ABOUT LYNNE: IN HER OWN WORDS


I was born in Dallas and spent my childhood in Texas hanging out at the swimming pool in the summer and watching football in the winter. My parents were Dallas Cowboys fans, and they began taking me to games at the Cotton Bowl when I was three. When I was nineteen, I tried out for the Dallas Cowboys Cheerleader squad and made it. I spent one year in the vinyl boots, saw lots of great football from the best seat in the house, and performed at the Super Bowl.

Post-cheerleader, I earned undergraduate and graduate degrees, both in business, from Southern Methodist University, and took my first job working as a financial analyst for American Airlines. After several years of analyzing, budgeting, forecasting, and navigating around headquarters, I thought I might like to see a real airplane and moved out of my cubicle and into the field. My first airport assignment was at Memphis, Tennessee, a small operation that nonetheless taught me a great deal. The general manager's job in Memphis gave me my first experience running an operation, my introduction to labor unions, and my first time meeting anyone who had dated Elvis Presley. I spent a year in Memphis learning about airplanes and passengers and cargo, then bounced back to headquarters for a couple of years. My last assignment was as the general manager for the operation at Logan Airport.

I began my writing career in Seattle where I had moved to join a small engineering consulting firm. It could have been the new environment; it could have been the new job; it could have been the different life with a different rhythm. Whatever it was, something moved me to sign up for writing classes at the University of Washington 's Extension Program. I was a complete beginner at writing fiction. I found it to be challenging, frustrating, exhilarating, humbling-and completely irresistible. I loved everything about writing and was at least smart enough to recognize that I was onto something and should make space for it in my life. How big that space could be and what form the writing would take were open questions until my employer decamped for California. Having moved five times in eight years, I decided to stay in Seattle.

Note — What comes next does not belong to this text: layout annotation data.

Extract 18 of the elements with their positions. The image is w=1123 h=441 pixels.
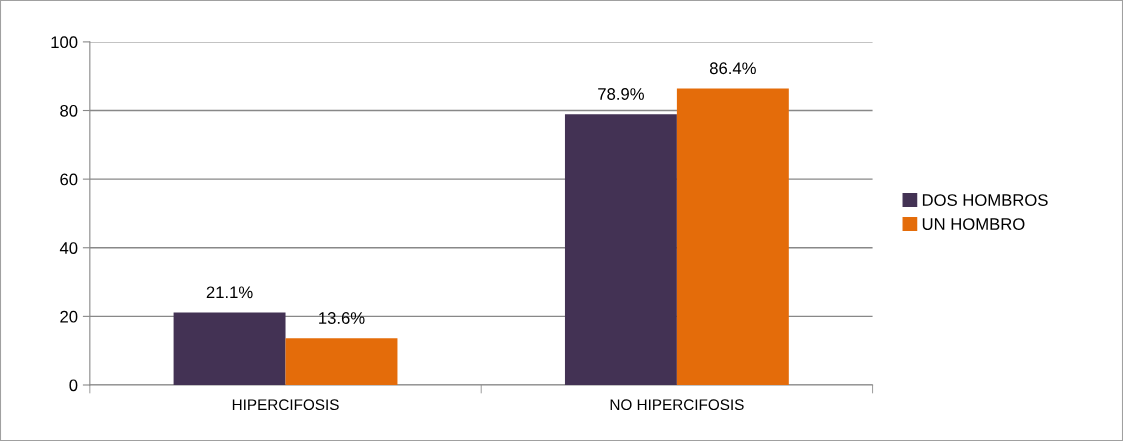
y-tick-label: 100	[51, 36, 78, 49]
y-tick-label: 80	[60, 104, 78, 117]
data-label: 21.1%	[206, 286, 253, 299]
data-label: 78.9%	[598, 88, 644, 100]
y-tick-label: 20	[60, 310, 78, 323]
legend-label: UN HOMBRO	[922, 218, 1025, 230]
x-tick-label: HIPERCIFOSIS	[232, 399, 339, 411]
data-label: 86.4%	[709, 62, 756, 75]
legend-label: DOS HOMBROS	[922, 194, 1048, 206]
y-tick-label: 40	[59, 242, 78, 254]
data-label: 13.6%	[319, 312, 365, 324]
y-tick-label: 0	[69, 379, 78, 392]
bar	[173, 312, 286, 385]
bar	[285, 338, 398, 385]
x-tick-label: NO HIPERCIFOSIS	[610, 399, 744, 411]
y-tick-label: 60	[60, 173, 78, 186]
bar	[564, 114, 677, 385]
bar	[676, 88, 789, 385]
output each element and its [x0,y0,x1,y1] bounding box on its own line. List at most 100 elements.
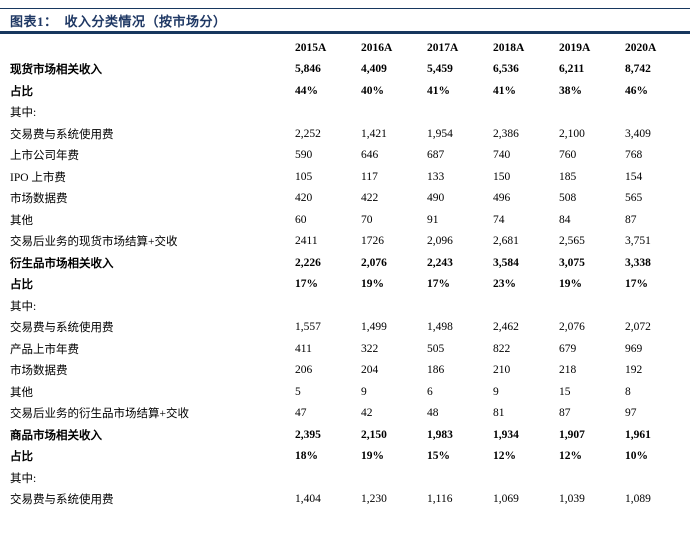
figure-title: 图表1： 收入分类情况（按市场分） [10,11,227,30]
cell-value: 768 [625,149,643,162]
cell-value: 185 [559,170,577,183]
cell-value: 1,230 [361,493,387,506]
cell-value: 105 [295,170,313,183]
title-divider [0,31,690,34]
cell-value: 3,751 [625,235,651,248]
top-divider [0,8,690,9]
cell-value: 12% [559,450,582,463]
cell-value: 70 [361,213,373,226]
row-label: 占比 [10,451,33,464]
cell-value: 47 [295,407,307,420]
cell-value [295,467,361,489]
row-label: 产品上市年费 [10,343,79,356]
year-column-header: 2015A [295,41,327,54]
table-row: 其他 5 9 6 9 15 8 [10,381,691,403]
row-label: 交易后业务的衍生品市场结算+交收 [10,408,189,421]
cell-value [493,102,559,124]
cell-value [427,102,493,124]
table-row: 上市公司年费 590 646 687 740 760 768 [10,145,691,167]
cell-value: 422 [361,192,379,205]
row-label: 交易后业务的现货市场结算+交收 [10,236,178,249]
cell-value: 2,462 [493,321,519,334]
cell-value [625,102,691,124]
table-row: 其中: [10,102,691,124]
cell-value: 1,907 [559,428,585,441]
cell-value: 186 [427,364,445,377]
table-row: 交易费与系统使用费 1,557 1,499 1,498 2,462 2,076 2,072 [10,317,691,339]
cell-value: 210 [493,364,511,377]
cell-value: 505 [427,342,445,355]
cell-value: 74 [493,213,505,226]
cell-value: 12% [493,450,516,463]
table-row: 交易费与系统使用费 1,404 1,230 1,116 1,069 1,039 1,089 [10,489,691,511]
cell-value: 8 [625,385,631,398]
cell-value [427,467,493,489]
cell-value: 206 [295,364,313,377]
cell-value: 2,096 [427,235,453,248]
table-row: IPO 上市费 105 117 133 150 185 154 [10,166,691,188]
year-column-header: 2016A [361,41,393,54]
cell-value: 9 [361,385,367,398]
cell-value: 41% [493,84,516,97]
row-label: 占比 [10,279,33,292]
table-row: 交易后业务的衍生品市场结算+交收 47 42 48 81 87 97 [10,403,691,425]
cell-value: 646 [361,149,379,162]
cell-value: 60 [295,213,307,226]
table-row: 其他 60 70 91 74 84 87 [10,209,691,231]
cell-value: 5 [295,385,301,398]
cell-value: 1,499 [361,321,387,334]
year-column-header: 2020A [625,41,657,54]
cell-value: 84 [559,213,571,226]
cell-value: 2,386 [493,127,519,140]
cell-value [361,467,427,489]
cell-value: 18% [295,450,318,463]
cell-value: 8,742 [625,63,651,76]
cell-value: 3,409 [625,127,651,140]
cell-value: 204 [361,364,379,377]
cell-value: 2,243 [427,256,453,269]
cell-value: 1,934 [493,428,519,441]
cell-value: 1,961 [625,428,651,441]
cell-value: 490 [427,192,445,205]
cell-value [625,467,691,489]
table-row: 市场数据费 420 422 490 496 508 565 [10,188,691,210]
cell-value: 1,421 [361,127,387,140]
cell-value: 1,983 [427,428,453,441]
cell-value: 411 [295,342,312,355]
table-row: 交易费与系统使用费 2,252 1,421 1,954 2,386 2,100 3,409 [10,123,691,145]
cell-value: 1,039 [559,493,585,506]
cell-value [559,295,625,317]
cell-value: 420 [295,192,313,205]
revenue-table: 2015A 2016A 2017A 2018A 2019A 2020A 现货市场相关收入 5… [10,37,691,510]
cell-value: 740 [493,149,511,162]
cell-value: 1,954 [427,127,453,140]
table-row: 其中: [10,467,691,489]
cell-value: 19% [361,450,384,463]
row-label: 上市公司年费 [10,150,79,163]
table-row: 商品市场相关收入 2,395 2,150 1,983 1,934 1,907 1,961 [10,424,691,446]
row-label: IPO 上市费 [10,171,66,184]
table-row: 占比 17% 19% 17% 23% 19% 17% [10,274,691,296]
cell-value: 2,565 [559,235,585,248]
table-body: 现货市场相关收入 5,846 4,409 5,459 6,536 6,211 8,742 占比… [10,59,691,511]
cell-value [559,102,625,124]
cell-value: 17% [427,278,450,291]
cell-value: 1,116 [427,493,453,506]
row-label: 交易费与系统使用费 [10,128,114,141]
cell-value: 2,681 [493,235,519,248]
cell-value: 3,075 [559,256,585,269]
cell-value [361,102,427,124]
cell-value: 508 [559,192,577,205]
cell-value: 679 [559,342,577,355]
year-column-header: 2019A [559,41,591,54]
cell-value: 15% [427,450,450,463]
cell-value: 6,211 [559,63,585,76]
cell-value: 565 [625,192,643,205]
row-label: 衍生品市场相关收入 [10,257,114,270]
cell-value: 87 [559,407,571,420]
cell-value: 3,584 [493,256,519,269]
cell-value: 1,069 [493,493,519,506]
cell-value: 9 [493,385,499,398]
cell-value [559,467,625,489]
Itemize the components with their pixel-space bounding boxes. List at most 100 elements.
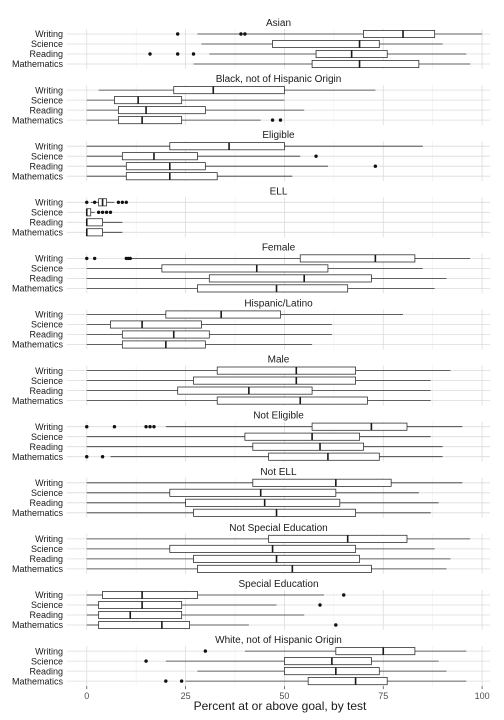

A nice severance package materialized, and the opportunity to take a year off with pay to do something I really enjoyed felt like a gift from the self-actualization gods. It was too good to pass up, and I didn't. With sweaty palms and persistent tightness in my chest, I decided to attempt a novel. Being a responsible businessperson with a career in progress, I limited that commitment to a year. By the end of the first month, I knew I would never go back.

I stretched my severance much farther than it was ever meant to go. I attended writing conferences, listened to authors, and learned about the publishing business. I pitched my novel to agents and editors. I spent all of my savings, rationalizing the financial high-wire act as an investment in my new career. When I ran out of cash, I worked on freelance consulting jobs and lived on a credit card.

In August 1999, three and a half years after I had written the first words, I sold HARD LANDING to New American Library, a division of Penguin Putnam, Little, Brown & Co. in the U.K., and Arnoldo Mondadori Editore SpA in Italy. The second book in the series, TARMAC, was published in February 2002, followed by the third, FIRST CLASS KILLING, in early 2004. I'm looking forward to the publication of THE PANDORA KEY by Pocket Books in March 2006.

Today, I'm back in Boston where I moved to be closer to my family, and grateful every day to whatever it was that gave me the notion to take writing classes, and most especially to the engineering firm in Seattle that decided to move to California and left me behind with a severance package.